Irmos Voltaire
Escuridão
Se este mundo já existiu a algum dia, agora não existe mais nada. Pelas ruas cheias de poeira e detritos, abandonadas, vagam os espectros, no seu eterno ir e vir, carregando os seus acessórios imaginários, a sua personalidade, agora inútil. As árvores me fitam na escuridão com os seus olhinhos de musgo. Vou caminhando entre os fantasmas, sem saber se estou morto também, se não sou mais uma sombra que procura permanecer quando a muito não temos luz. Por que a Terra desapareceu e deixou esse gemido que ecoa ainda, ainda? Por que eu dormi e deixei que a vida fosse embora, mesmo antes de estar desperto e nada aproveitei do vinho da felicidade? Por que eu morri na praia, e por que lamentar?
A eternidade já passou e nós nem notamos!
Vertigem
As nuvens constroem castelos pelo céu,
arquitetura de água imponderável.
O amor pelas nuvens cria em nós a antigravidade.
Cabelos do rosto
Eu estou numa luta com a barba há anos. Ela cresce, eu corto. Ela se emaranha, eu penteio. Ela fede, eu lavo. Ela me considera um apêndice e eu acho que tem razão: me recobre a cara, controla o que entra e o que sai e ainda me coloca no meu lugar, aqui, atrás dela.

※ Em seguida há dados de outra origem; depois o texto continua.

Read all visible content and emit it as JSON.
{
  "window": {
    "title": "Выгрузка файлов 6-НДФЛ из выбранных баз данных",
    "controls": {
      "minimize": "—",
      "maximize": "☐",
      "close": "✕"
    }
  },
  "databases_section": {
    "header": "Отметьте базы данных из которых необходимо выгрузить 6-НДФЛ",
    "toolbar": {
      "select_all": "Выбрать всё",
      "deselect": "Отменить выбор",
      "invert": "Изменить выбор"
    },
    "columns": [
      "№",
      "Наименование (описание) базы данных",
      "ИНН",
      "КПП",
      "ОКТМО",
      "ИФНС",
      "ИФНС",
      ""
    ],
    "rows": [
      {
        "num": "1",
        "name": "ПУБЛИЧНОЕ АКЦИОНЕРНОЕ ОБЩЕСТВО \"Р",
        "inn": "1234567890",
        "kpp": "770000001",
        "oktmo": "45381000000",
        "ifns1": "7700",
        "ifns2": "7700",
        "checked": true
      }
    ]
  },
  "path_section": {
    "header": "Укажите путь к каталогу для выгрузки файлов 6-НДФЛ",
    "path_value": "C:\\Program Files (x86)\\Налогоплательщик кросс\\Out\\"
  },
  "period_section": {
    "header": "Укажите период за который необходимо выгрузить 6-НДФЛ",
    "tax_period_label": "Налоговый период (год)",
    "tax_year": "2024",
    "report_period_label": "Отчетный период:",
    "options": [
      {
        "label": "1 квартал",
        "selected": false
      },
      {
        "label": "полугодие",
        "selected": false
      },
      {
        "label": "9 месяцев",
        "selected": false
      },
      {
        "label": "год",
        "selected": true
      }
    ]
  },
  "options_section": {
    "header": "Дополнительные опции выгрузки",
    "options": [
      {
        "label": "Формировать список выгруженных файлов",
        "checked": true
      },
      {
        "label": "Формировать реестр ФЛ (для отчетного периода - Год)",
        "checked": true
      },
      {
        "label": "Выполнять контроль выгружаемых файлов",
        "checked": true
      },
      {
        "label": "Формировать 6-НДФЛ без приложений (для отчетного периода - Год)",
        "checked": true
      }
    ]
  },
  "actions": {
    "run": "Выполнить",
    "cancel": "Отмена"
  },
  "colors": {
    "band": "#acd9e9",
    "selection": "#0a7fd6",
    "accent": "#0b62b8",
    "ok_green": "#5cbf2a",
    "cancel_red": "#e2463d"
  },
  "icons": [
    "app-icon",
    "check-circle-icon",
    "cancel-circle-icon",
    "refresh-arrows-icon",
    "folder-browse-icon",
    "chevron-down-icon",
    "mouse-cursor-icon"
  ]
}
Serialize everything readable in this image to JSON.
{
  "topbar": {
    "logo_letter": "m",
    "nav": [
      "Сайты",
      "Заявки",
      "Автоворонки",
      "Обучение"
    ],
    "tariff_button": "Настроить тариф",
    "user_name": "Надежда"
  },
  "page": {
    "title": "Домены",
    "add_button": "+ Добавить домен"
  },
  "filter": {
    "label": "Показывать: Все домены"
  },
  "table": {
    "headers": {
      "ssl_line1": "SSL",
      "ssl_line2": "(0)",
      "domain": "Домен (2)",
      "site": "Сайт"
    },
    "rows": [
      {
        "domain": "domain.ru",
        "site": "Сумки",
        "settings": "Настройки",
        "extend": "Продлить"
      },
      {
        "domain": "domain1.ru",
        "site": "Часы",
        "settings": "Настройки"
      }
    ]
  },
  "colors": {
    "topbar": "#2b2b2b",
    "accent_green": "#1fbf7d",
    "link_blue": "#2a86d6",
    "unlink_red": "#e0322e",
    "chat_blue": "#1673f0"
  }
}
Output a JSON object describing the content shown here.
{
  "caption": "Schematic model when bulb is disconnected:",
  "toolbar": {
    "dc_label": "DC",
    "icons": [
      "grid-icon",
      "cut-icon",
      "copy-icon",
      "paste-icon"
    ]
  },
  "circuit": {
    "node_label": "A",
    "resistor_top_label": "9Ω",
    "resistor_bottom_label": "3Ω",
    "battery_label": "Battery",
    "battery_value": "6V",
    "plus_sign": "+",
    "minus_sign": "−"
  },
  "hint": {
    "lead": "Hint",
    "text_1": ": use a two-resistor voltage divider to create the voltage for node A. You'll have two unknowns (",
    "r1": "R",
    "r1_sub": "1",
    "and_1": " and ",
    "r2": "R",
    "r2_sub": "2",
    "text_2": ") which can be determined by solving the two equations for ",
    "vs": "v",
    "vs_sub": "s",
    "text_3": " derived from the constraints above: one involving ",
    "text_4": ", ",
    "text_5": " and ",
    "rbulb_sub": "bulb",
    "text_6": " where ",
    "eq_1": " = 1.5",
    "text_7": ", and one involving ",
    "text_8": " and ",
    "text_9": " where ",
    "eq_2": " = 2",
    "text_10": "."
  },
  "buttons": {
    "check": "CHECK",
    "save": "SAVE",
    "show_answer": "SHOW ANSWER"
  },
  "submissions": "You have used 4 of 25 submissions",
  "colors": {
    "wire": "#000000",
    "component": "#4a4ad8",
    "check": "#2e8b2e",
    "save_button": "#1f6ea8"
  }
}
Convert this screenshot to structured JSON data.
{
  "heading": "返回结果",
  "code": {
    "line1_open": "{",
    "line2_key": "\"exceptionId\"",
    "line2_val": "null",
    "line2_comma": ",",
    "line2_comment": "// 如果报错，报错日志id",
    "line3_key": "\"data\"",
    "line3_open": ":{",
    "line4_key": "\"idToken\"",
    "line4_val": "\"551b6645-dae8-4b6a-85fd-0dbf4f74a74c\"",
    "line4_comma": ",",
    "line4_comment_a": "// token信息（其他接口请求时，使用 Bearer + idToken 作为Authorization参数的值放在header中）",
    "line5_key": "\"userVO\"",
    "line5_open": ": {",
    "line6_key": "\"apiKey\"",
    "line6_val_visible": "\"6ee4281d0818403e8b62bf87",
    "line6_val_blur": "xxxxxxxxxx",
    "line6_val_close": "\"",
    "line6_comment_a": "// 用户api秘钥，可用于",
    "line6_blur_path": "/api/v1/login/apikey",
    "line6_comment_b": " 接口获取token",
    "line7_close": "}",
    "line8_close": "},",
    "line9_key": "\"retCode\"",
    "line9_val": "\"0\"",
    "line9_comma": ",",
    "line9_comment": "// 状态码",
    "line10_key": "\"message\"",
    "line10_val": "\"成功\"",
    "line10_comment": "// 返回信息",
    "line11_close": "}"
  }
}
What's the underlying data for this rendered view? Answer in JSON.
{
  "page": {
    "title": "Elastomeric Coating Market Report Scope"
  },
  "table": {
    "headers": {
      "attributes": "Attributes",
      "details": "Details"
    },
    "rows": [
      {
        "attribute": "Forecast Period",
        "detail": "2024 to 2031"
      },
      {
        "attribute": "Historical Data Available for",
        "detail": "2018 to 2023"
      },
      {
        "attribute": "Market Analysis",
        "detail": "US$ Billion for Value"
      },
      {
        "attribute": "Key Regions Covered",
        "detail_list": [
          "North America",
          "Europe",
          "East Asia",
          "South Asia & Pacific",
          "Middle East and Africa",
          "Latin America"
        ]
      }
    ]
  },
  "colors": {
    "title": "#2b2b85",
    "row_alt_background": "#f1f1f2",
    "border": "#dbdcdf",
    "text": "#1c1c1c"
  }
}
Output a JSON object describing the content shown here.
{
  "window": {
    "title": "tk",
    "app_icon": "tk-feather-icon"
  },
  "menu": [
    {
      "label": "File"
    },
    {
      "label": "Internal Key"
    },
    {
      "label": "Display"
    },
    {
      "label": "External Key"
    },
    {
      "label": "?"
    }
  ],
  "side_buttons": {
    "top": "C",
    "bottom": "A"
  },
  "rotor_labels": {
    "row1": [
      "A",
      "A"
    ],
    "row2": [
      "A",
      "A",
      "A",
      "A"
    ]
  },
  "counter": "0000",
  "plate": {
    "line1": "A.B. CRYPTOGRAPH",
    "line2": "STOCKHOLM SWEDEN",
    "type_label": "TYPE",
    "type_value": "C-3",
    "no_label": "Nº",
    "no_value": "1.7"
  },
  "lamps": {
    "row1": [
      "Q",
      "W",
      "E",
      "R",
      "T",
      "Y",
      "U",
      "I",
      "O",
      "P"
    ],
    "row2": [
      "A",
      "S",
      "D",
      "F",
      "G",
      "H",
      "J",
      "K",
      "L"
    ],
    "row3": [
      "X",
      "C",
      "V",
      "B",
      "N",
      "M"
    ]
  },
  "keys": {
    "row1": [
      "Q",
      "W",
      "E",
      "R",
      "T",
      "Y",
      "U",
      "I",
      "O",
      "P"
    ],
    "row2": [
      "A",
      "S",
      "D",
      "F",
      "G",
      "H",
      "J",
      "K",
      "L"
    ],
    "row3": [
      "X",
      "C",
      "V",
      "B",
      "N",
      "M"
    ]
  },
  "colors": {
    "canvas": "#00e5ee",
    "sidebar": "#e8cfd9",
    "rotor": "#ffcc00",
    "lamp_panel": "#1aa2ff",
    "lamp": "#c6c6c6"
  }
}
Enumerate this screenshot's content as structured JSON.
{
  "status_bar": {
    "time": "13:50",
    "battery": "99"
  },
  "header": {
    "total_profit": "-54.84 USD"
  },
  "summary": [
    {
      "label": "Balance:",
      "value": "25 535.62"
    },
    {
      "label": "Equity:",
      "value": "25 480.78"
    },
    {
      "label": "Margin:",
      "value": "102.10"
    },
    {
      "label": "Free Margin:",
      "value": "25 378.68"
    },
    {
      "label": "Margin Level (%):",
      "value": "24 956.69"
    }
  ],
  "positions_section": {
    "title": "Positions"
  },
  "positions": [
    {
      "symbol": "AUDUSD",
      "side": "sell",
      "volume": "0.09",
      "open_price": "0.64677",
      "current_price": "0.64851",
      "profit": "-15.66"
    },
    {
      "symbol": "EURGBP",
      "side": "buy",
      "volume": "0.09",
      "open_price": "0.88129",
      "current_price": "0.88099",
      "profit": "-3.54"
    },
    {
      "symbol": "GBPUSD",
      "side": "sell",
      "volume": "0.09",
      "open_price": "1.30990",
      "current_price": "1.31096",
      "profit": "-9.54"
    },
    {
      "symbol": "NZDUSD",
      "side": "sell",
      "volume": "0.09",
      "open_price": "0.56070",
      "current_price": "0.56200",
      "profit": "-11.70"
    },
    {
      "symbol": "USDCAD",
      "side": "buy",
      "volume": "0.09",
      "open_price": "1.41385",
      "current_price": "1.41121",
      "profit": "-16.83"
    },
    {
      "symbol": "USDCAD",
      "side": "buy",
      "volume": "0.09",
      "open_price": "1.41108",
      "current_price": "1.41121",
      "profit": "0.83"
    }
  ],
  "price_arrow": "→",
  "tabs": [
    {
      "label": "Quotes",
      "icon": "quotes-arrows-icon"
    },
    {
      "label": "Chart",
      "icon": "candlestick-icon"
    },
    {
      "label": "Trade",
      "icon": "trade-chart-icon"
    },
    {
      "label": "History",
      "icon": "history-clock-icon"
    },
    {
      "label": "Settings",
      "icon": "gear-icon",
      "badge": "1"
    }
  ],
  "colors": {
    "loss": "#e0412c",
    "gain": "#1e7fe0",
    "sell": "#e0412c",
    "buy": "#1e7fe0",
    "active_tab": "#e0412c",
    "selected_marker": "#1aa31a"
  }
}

Aqui no supermercado vejo aquela gente que age como pessoas que estão no supermercado. As pessoas são iguais, mas se comportam de acordo com um sistema se crenças. Os policiais e os bandidos matam igualmente, ocupando os papéis que lhes foram impostos. Nas guerras, todos fingem aceitar que o ódio é a verdadeira saída para o coração. Tudo é convencional, somos levados agir por uma máquina que ninguém sabe quem criou.
Eu sabia fazer, quando não sabia que sabia. Agora que tenho o saber do meu conhecimento, não sei fazer mais.